Calculation window: 200 M15 bars (approximately 3 trading days)
Input: Log returns of close prices
Sub-windows: [20, 40, 60, 80, 100, 150, 200]
Update frequency: Every bar
Smoothing: 5-bar EMA on raw Hurst values (reduces noise without adding too much lag)

Why 200 bars? Shorter windows (50-100) produced Hurst estimates that changed too rapidly, flipping between trending and mean-reverting multiple times per day. Longer windows (500+) were too slow to detect regime transitions. 200 bars captured regime shifts within 2-4 hours of actual transition.

How V7 Uses Hurst

Hurst serves two purposes in V7:

1. L1 Feature Input

Hurst is one of the 38 features fed to the L1 XGBoost models. The models learn regime-conditional patterns automatically. For example, certain candlestick patterns are only predictive when H > 0.55 (trending market).

2. L3 Exit Giveback Rules

This is where Hurst has the biggest practical impact.
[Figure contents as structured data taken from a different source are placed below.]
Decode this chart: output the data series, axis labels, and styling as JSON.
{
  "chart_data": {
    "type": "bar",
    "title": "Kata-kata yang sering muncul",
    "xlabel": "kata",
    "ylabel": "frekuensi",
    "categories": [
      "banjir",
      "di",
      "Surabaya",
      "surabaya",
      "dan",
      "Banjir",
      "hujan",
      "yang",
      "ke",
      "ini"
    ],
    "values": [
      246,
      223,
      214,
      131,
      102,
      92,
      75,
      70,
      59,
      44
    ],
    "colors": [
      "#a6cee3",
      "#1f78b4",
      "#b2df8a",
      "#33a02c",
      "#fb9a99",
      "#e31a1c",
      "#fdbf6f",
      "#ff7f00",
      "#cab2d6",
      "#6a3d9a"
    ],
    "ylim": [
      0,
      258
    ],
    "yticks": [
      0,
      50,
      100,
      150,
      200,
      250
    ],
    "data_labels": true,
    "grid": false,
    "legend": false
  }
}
The exit management layer uses Hurst to set the giveback percentage. How much unrealized profit you are willing to give back before closing a trade.

H > 0.55 (trending): 35% giveback. Let winners run because trends tend to continue
H < 0.45 (mean-reverting): 25% giveback. Take profits quicker because the move is likely to reverse
0.45 to 0.55 (neutral): 30% giveback. Default setting

This 10% difference in giveback may seem small, but across 4,505 trades it has a significant impact on total R captured.

Common Pitfalls

Using raw prices instead of returns: Hurst exponent on price levels gives you approximately 1.0 because prices are non-stationary. You need to use log returns.
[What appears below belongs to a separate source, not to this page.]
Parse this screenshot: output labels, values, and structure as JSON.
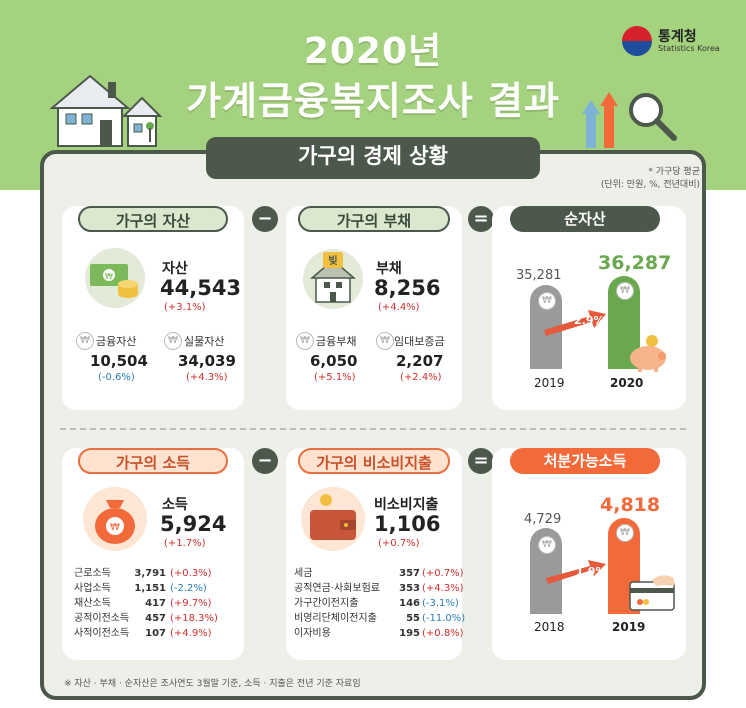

Too-short windows: Windows under 100 bars produce noisy estimates. The Hurst exponent needs enough data to distinguish signal from noise.

Not smoothing: Raw Hurst values jump around. A short EMA (3-5 bars) cleans this up without adding meaningful lag.

Over-relying on Hurst alone: Hurst tells you trending vs mean-reverting but nothing about volatility or momentum strength. I combine it with K-Means clustering (S09) and ADX for a complete regime picture.

Static thresholds: My 0.55/0.45 thresholds work for V7's M15 timeframe. Different timeframes need different thresholds. Daily bars show less variation in Hurst than 1-minute bars.

Validation

To validate that Hurst-based regime detection actually improves trading performance, I ran an A/B test:

System A: Fixed 30% giveback regardless of regime
System B: Hurst-adaptive giveback (25%/30%/35%)

Over the 7.5-year backtest period:

System A: 532.1R total
System B: 533.9R total

The difference is modest (+1.8R) but System B also showed lower maximum drawdown (1.49% vs 1.67%) and more consistent monthly returns. The value of regime-adaptive exits shows up more in risk reduction than return enhancement.

Bottom Line

Hurst exponent is one of the simplest regime detection tools you can add to a trading system. It requires minimal computation, provides clear actionable output (trend/revert), and integrates easily with existing strategy logic.

Start with R/S method, 200-bar window, and the three-tier threshold system. Fine-tune from there based on your specific timeframe and asset class.

Where the Value Actually Is

The A/B test results are revealing. Hurst-adaptive exits only added +1.8R over 7.5 years in raw returns. The temptation is to highlight the drawdown improvement and downplay the modest return difference. But honesty matters: the feature adds value primarily as risk reduction, not return enhancement. Being precise about WHERE the value comes from prevents you from over-attributing edge to components that are good but not magical. Honest accounting of each module's contribution is how you build a system you can actually trust.